A FEW THOUGHTS regarding the RH bill debates conducted by the largest TV networks in the country:
- ABS-CBN’s Harapan did a good job by airing the debate live. The apparently pro-RH GMA News TV doesn’t seem to have the credibility to give the public an irreproachably accurate depiction of what happened during the debate’s taping (May 17). Who knows which part of the taping they’d edit out? GMA’s Grand Debate will be aired on May 22.
- Harapan is also commendable for creating a webpage exclusively about its RH bill episode. The page has Twitter widgets showing opposing views on the issue, copies of RH-related bills in both houses of Congress, a recording of the May 8 episode, and a news feed regarding the issue. It’s disappointing, however, that they do not seem to have included the results of their May 8 viewers’ poll into the one that’s on the Harapan page now (or at least, an explicit acknowledgment of the results of the May 8 poll). The tally is now showing results that are opposite to those which were on the May 8 episode (60 percent of the total number of votes were pro-life).
- Karen Davila and Julius Babao’s efforts in moderating the debate was frustrating. They could hardly direct the debate to the pertinent issues alone. Worse, the program ended with the viewer not having clear ideas on what were resolved and what remained to be known further.
- Karen Davila, known to be pro-RH, struggled to stage an unbiased moderation of the event. She succeeded somehow, though one would get goosebumps when she questions pro-life panelists with tones that suggest sarcasm.

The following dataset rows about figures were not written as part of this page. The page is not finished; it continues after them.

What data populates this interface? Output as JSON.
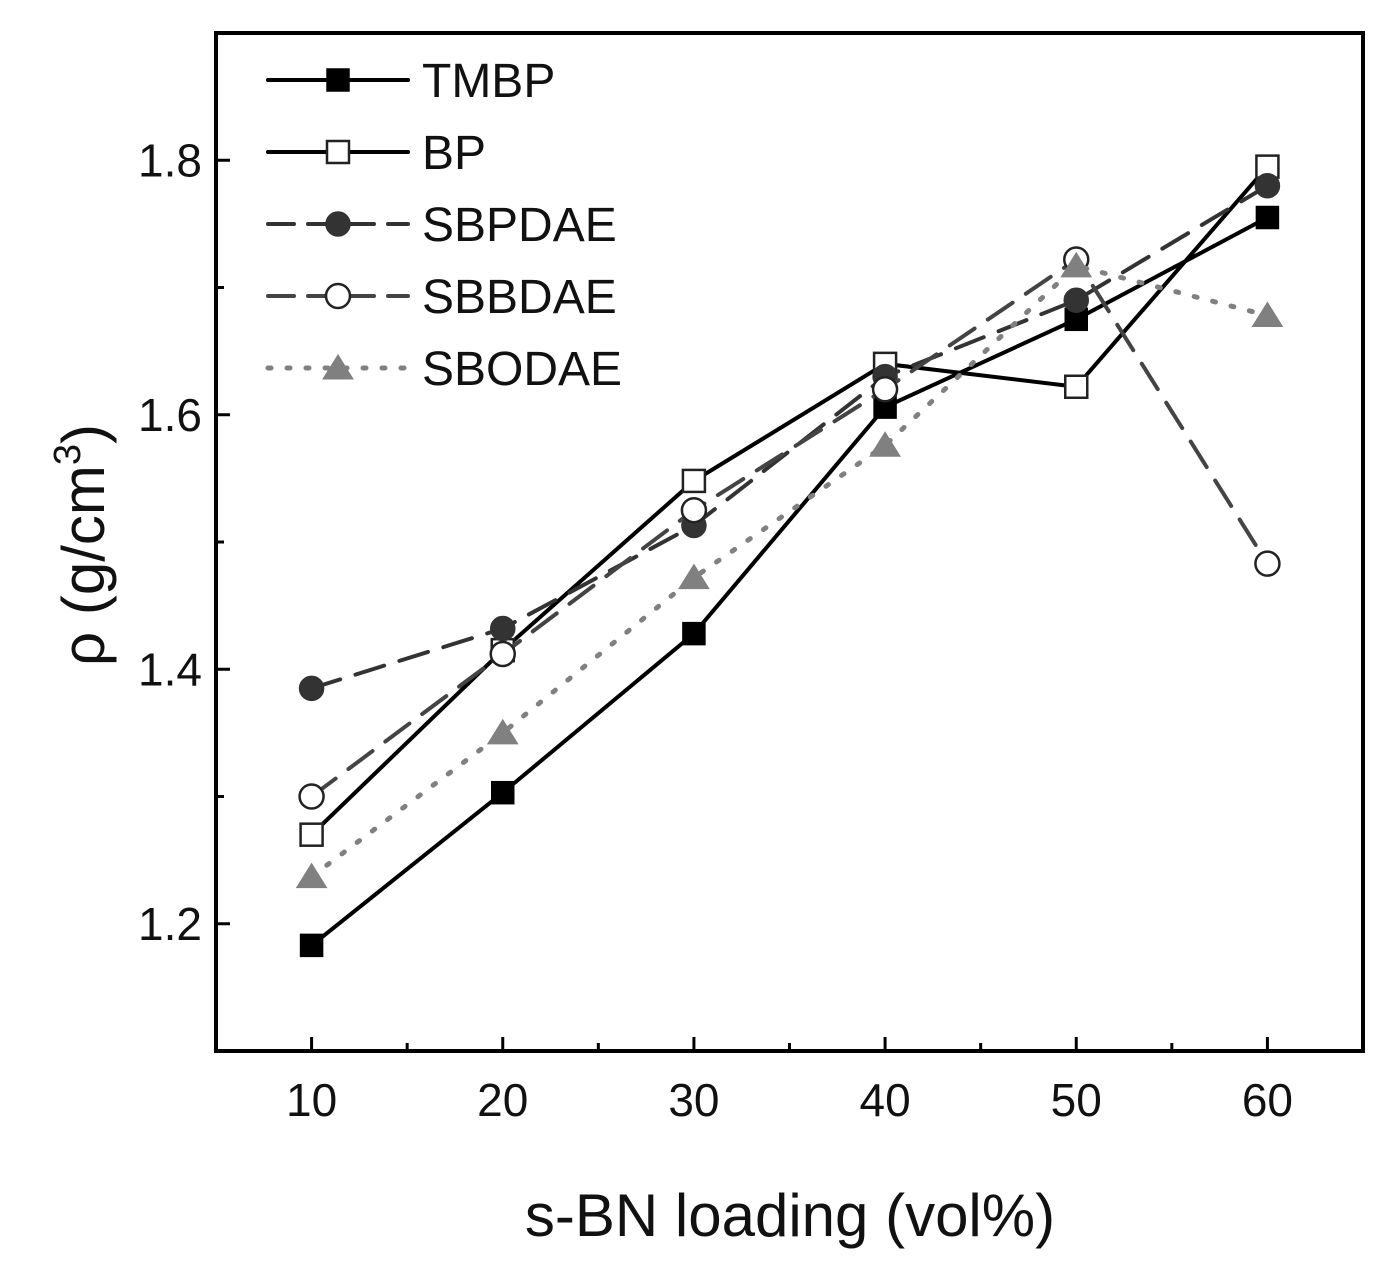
{
  "chart_data": {
    "type": "line",
    "title": "",
    "xlabel": "s-BN loading (vol%)",
    "ylabel_symbol": "ρ",
    "ylabel_unit_prefix": "(g/cm",
    "ylabel_unit_exponent": "3",
    "ylabel_unit_suffix": ")",
    "x": [
      10,
      20,
      30,
      40,
      50,
      60
    ],
    "xlim": [
      5,
      65
    ],
    "ylim": [
      1.1,
      1.9
    ],
    "xticks": [
      "10",
      "20",
      "30",
      "40",
      "50",
      "60"
    ],
    "yticks": [
      "1.2",
      "1.4",
      "1.6",
      "1.8"
    ],
    "legend_position": "top-left",
    "series": [
      {
        "name": "TMBP",
        "values": [
          1.183,
          1.303,
          1.428,
          1.606,
          1.675,
          1.755
        ],
        "marker": "square-filled",
        "line": "solid",
        "color": "#000000"
      },
      {
        "name": "BP",
        "values": [
          1.27,
          1.415,
          1.548,
          1.64,
          1.622,
          1.795
        ],
        "marker": "square-open",
        "line": "solid",
        "color": "#000000"
      },
      {
        "name": "SBPDAE",
        "values": [
          1.385,
          1.432,
          1.513,
          1.63,
          1.69,
          1.78
        ],
        "marker": "circle-filled",
        "line": "dashed",
        "color": "#333333"
      },
      {
        "name": "SBBDAE",
        "values": [
          1.3,
          1.412,
          1.525,
          1.62,
          1.722,
          1.483
        ],
        "marker": "circle-open",
        "line": "dashed",
        "color": "#444444"
      },
      {
        "name": "SBODAE",
        "values": [
          1.237,
          1.35,
          1.472,
          1.576,
          1.717,
          1.678
        ],
        "marker": "triangle-filled",
        "line": "dotted",
        "color": "#808080"
      }
    ]
  }
}
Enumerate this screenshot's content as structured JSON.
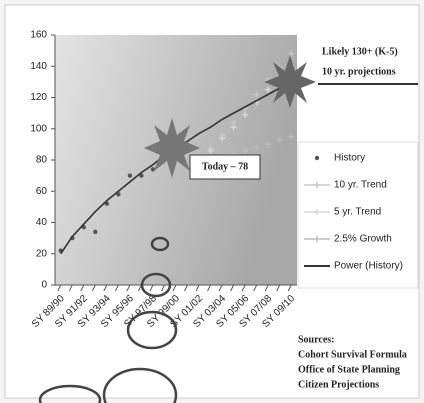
{
  "chart_data": {
    "type": "line",
    "categories": [
      "SY 89/90",
      null,
      "SY 91/92",
      null,
      "SY 93/94",
      null,
      "SY 95/96",
      null,
      "SY 97/98",
      null,
      "SY 99/00",
      null,
      "SY 01/02",
      null,
      "SY 03/04",
      null,
      "SY 05/06",
      null,
      "SY 07/08",
      null,
      "SY 09/10"
    ],
    "series": [
      {
        "name": "History",
        "color": "#555555",
        "marker": "dot",
        "values": [
          22,
          30,
          37,
          34,
          52,
          58,
          70,
          70,
          74,
          82,
          88,
          86,
          78,
          null,
          null,
          null,
          null,
          null,
          null,
          null,
          null
        ]
      },
      {
        "name": "10 yr. Trend",
        "color": "#c8c8c8",
        "marker": "cross",
        "values": [
          null,
          null,
          null,
          null,
          null,
          null,
          null,
          null,
          null,
          null,
          null,
          null,
          78,
          87,
          96,
          104,
          113,
          122,
          131,
          139,
          148
        ]
      },
      {
        "name": "5 yr. Trend",
        "color": "#d8d8d8",
        "marker": "cross",
        "values": [
          null,
          null,
          null,
          null,
          null,
          null,
          null,
          null,
          null,
          null,
          null,
          null,
          78,
          86,
          94,
          101,
          109,
          117,
          125,
          132,
          140
        ]
      },
      {
        "name": "2.5% Growth",
        "color": "#bcbcbc",
        "marker": "cross",
        "values": [
          null,
          null,
          null,
          null,
          null,
          null,
          null,
          null,
          null,
          null,
          null,
          null,
          78,
          80,
          82,
          84,
          86,
          88,
          90,
          93,
          95
        ]
      },
      {
        "name": "Power (History)",
        "color": "#333333",
        "marker": "line",
        "values": [
          20,
          31,
          39,
          47,
          54,
          60,
          66,
          72,
          77,
          83,
          87,
          92,
          97,
          101,
          106,
          110,
          114,
          118,
          122,
          126,
          130
        ]
      }
    ],
    "ylim": [
      0,
      160
    ],
    "yticks": [
      0,
      20,
      40,
      60,
      80,
      100,
      120,
      140,
      160
    ],
    "projection_title": "Likely 130+ (K-5)",
    "projection_subtitle": "10 yr. projections",
    "today_label": "Today – 78",
    "sources": {
      "title": "Sources:",
      "items": [
        "Cohort Survival Formula",
        "Office of State Planning",
        "Citizen Projections"
      ]
    }
  }
}
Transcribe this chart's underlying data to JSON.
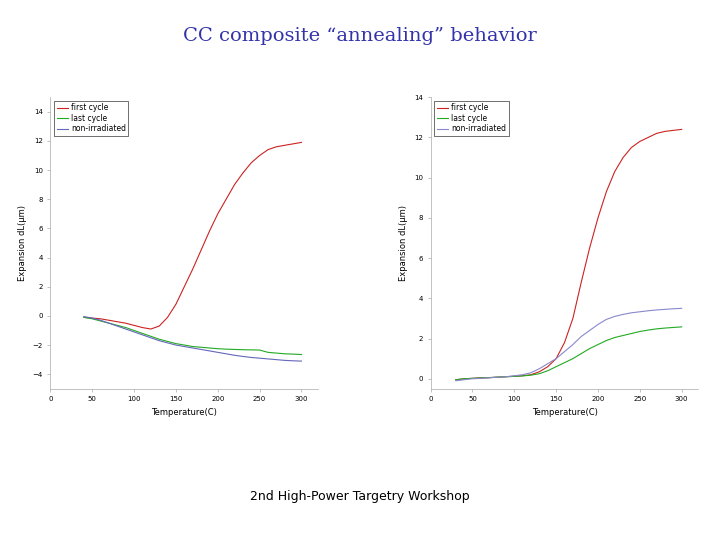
{
  "title": "CC composite “annealing” behavior",
  "title_color": "#3333aa",
  "title_fontsize": 14,
  "footer": "2nd High-Power Targetry Workshop",
  "footer_fontsize": 9,
  "background_color": "#ffffff",
  "xlabel": "Temperature(C)",
  "ylabel": "Expansion dL(µm)",
  "xlim": [
    0,
    320
  ],
  "xticks": [
    0,
    50,
    100,
    150,
    200,
    250,
    300
  ],
  "plot1": {
    "ylim": [
      -5,
      15
    ],
    "yticks": [
      -4,
      -2,
      0,
      2,
      4,
      6,
      8,
      10,
      12,
      14
    ],
    "first_cycle": {
      "color": "#cc2222",
      "x": [
        40,
        50,
        60,
        70,
        80,
        90,
        100,
        110,
        120,
        130,
        140,
        150,
        160,
        170,
        180,
        190,
        200,
        210,
        220,
        230,
        240,
        250,
        260,
        270,
        280,
        290,
        300
      ],
      "y": [
        -0.1,
        -0.15,
        -0.2,
        -0.3,
        -0.4,
        -0.5,
        -0.65,
        -0.8,
        -0.9,
        -0.7,
        -0.1,
        0.8,
        2.0,
        3.2,
        4.5,
        5.8,
        7.0,
        8.0,
        9.0,
        9.8,
        10.5,
        11.0,
        11.4,
        11.6,
        11.7,
        11.8,
        11.9
      ]
    },
    "last_cycle": {
      "color": "#22aa22",
      "x": [
        40,
        50,
        60,
        70,
        80,
        90,
        100,
        110,
        120,
        130,
        140,
        150,
        160,
        170,
        180,
        190,
        200,
        210,
        220,
        230,
        240,
        250,
        260,
        270,
        280,
        290,
        300
      ],
      "y": [
        -0.1,
        -0.2,
        -0.35,
        -0.5,
        -0.65,
        -0.8,
        -1.0,
        -1.2,
        -1.4,
        -1.6,
        -1.75,
        -1.9,
        -2.0,
        -2.1,
        -2.15,
        -2.2,
        -2.25,
        -2.28,
        -2.3,
        -2.32,
        -2.33,
        -2.34,
        -2.5,
        -2.55,
        -2.6,
        -2.62,
        -2.65
      ]
    },
    "non_irradiated": {
      "color": "#6666bb",
      "x": [
        40,
        50,
        60,
        70,
        80,
        90,
        100,
        110,
        120,
        130,
        140,
        150,
        160,
        170,
        180,
        190,
        200,
        210,
        220,
        230,
        240,
        250,
        260,
        270,
        280,
        290,
        300
      ],
      "y": [
        -0.05,
        -0.15,
        -0.3,
        -0.5,
        -0.7,
        -0.9,
        -1.1,
        -1.3,
        -1.5,
        -1.7,
        -1.85,
        -2.0,
        -2.1,
        -2.2,
        -2.3,
        -2.4,
        -2.5,
        -2.6,
        -2.7,
        -2.78,
        -2.85,
        -2.9,
        -2.95,
        -3.0,
        -3.05,
        -3.08,
        -3.1
      ]
    }
  },
  "plot2": {
    "ylim": [
      -0.5,
      14
    ],
    "yticks": [
      0,
      2,
      4,
      6,
      8,
      10,
      12,
      14
    ],
    "first_cycle": {
      "color": "#cc2222",
      "x": [
        30,
        40,
        50,
        60,
        70,
        80,
        90,
        100,
        110,
        120,
        130,
        140,
        150,
        160,
        170,
        180,
        190,
        200,
        210,
        220,
        230,
        240,
        250,
        260,
        270,
        280,
        290,
        300
      ],
      "y": [
        -0.05,
        0.0,
        0.02,
        0.05,
        0.05,
        0.08,
        0.1,
        0.12,
        0.15,
        0.2,
        0.35,
        0.6,
        1.0,
        1.8,
        3.0,
        4.8,
        6.5,
        8.0,
        9.3,
        10.3,
        11.0,
        11.5,
        11.8,
        12.0,
        12.2,
        12.3,
        12.35,
        12.4
      ]
    },
    "last_cycle": {
      "color": "#22aa22",
      "x": [
        30,
        40,
        50,
        60,
        70,
        80,
        90,
        100,
        110,
        120,
        130,
        140,
        150,
        160,
        170,
        180,
        190,
        200,
        210,
        220,
        230,
        240,
        250,
        260,
        270,
        280,
        290,
        300
      ],
      "y": [
        -0.05,
        0.0,
        0.02,
        0.04,
        0.06,
        0.08,
        0.1,
        0.12,
        0.14,
        0.18,
        0.25,
        0.4,
        0.6,
        0.8,
        1.0,
        1.25,
        1.5,
        1.7,
        1.9,
        2.05,
        2.15,
        2.25,
        2.35,
        2.42,
        2.48,
        2.52,
        2.55,
        2.58
      ]
    },
    "non_irradiated": {
      "color": "#8888cc",
      "x": [
        30,
        40,
        50,
        60,
        70,
        80,
        90,
        100,
        110,
        120,
        130,
        140,
        150,
        160,
        170,
        180,
        190,
        200,
        210,
        220,
        230,
        240,
        250,
        260,
        270,
        280,
        290,
        300
      ],
      "y": [
        -0.1,
        -0.05,
        0.0,
        0.02,
        0.05,
        0.08,
        0.1,
        0.15,
        0.2,
        0.3,
        0.5,
        0.75,
        1.0,
        1.35,
        1.7,
        2.1,
        2.4,
        2.7,
        2.95,
        3.1,
        3.2,
        3.28,
        3.33,
        3.38,
        3.42,
        3.45,
        3.48,
        3.5
      ]
    }
  },
  "legend_labels": [
    "first cycle",
    "last cycle",
    "non-irradiated"
  ],
  "legend_fontsize": 5.5,
  "tick_fontsize": 5,
  "axis_label_fontsize": 6,
  "linewidth": 0.8
}
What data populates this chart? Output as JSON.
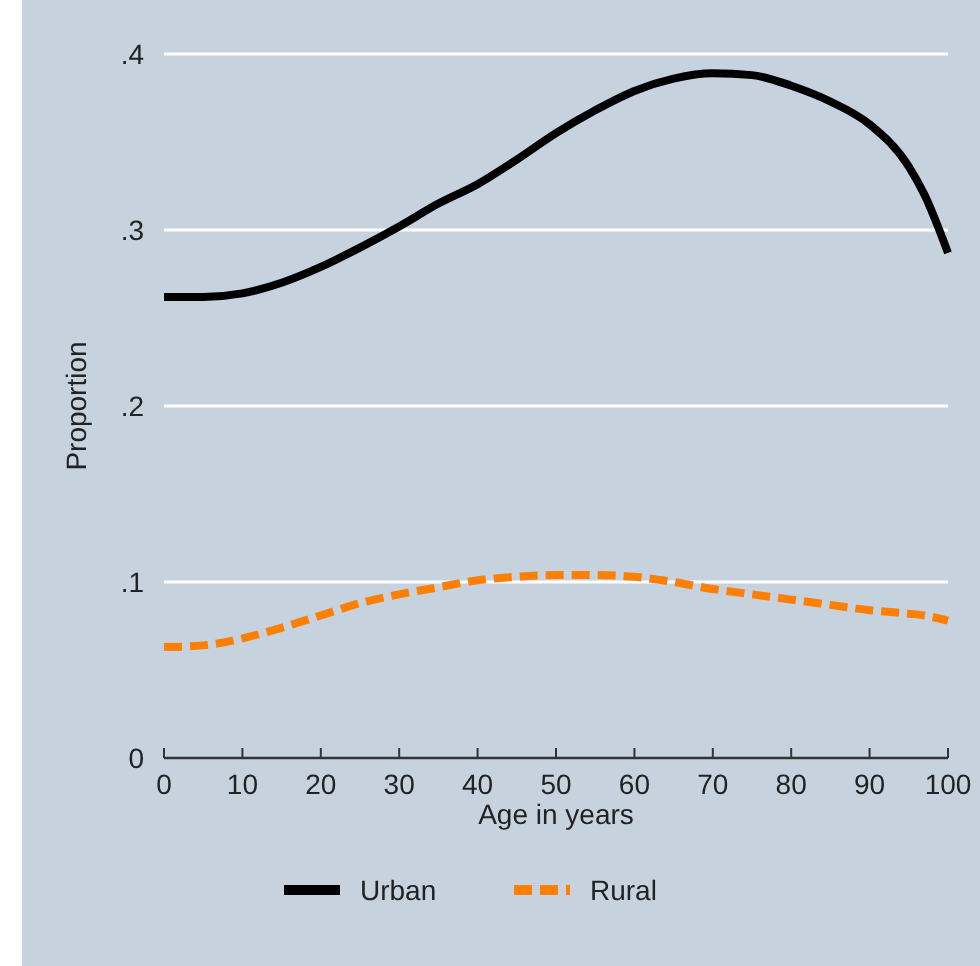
{
  "chart_data": {
    "type": "line",
    "xlabel": "Age in years",
    "ylabel": "Proportion",
    "x": [
      0,
      5,
      10,
      15,
      20,
      25,
      30,
      35,
      40,
      45,
      50,
      55,
      60,
      65,
      70,
      75,
      80,
      85,
      90,
      95,
      97,
      100
    ],
    "series": [
      {
        "name": "Urban",
        "color": "#000000",
        "line_style": "solid",
        "values": [
          0.262,
          0.262,
          0.264,
          0.27,
          0.279,
          0.29,
          0.302,
          0.315,
          0.326,
          0.34,
          0.355,
          0.368,
          0.379,
          0.386,
          0.389,
          0.388,
          0.382,
          0.373,
          0.36,
          0.336,
          0.32,
          0.287
        ]
      },
      {
        "name": "Rural",
        "color": "#ff7f00",
        "line_style": "dashed",
        "values": [
          0.063,
          0.064,
          0.068,
          0.074,
          0.081,
          0.088,
          0.093,
          0.097,
          0.101,
          0.103,
          0.104,
          0.104,
          0.103,
          0.1,
          0.096,
          0.093,
          0.09,
          0.087,
          0.084,
          0.082,
          0.081,
          0.078
        ]
      }
    ],
    "xlim": [
      0,
      100
    ],
    "xticks": [
      0,
      10,
      20,
      30,
      40,
      50,
      60,
      70,
      80,
      90,
      100
    ],
    "ylim": [
      0,
      0.4
    ],
    "yticks": [
      {
        "value": 0,
        "label": "0"
      },
      {
        "value": 0.1,
        "label": ".1"
      },
      {
        "value": 0.2,
        "label": ".2"
      },
      {
        "value": 0.3,
        "label": ".3"
      },
      {
        "value": 0.4,
        "label": ".4"
      }
    ],
    "grid": "y",
    "legend": "bottom"
  }
}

- Julius Babao, despite his wife Christine’s very anti-Catholic views, attained an apparently impartial conduct of the debate. He hardly seemed very involved in the discussion; or maybe Davila was speaking too much.
While I appreciate the efforts of the two competing networks in “enlightening” the public through the debates about the issues that surround the RH bill, I’m worried about their falling into merely fomenting more discord among Filipinos: when they classify people as either pro- or anti-RH bill; when the debate is presented merely as something like a boxing match; when a moral issue is reduced to something solved by a game of numbers; when they conduct debates for debate’s sake (because conflict is a factor of newsworthiness, and ultimately profit), and not the truth.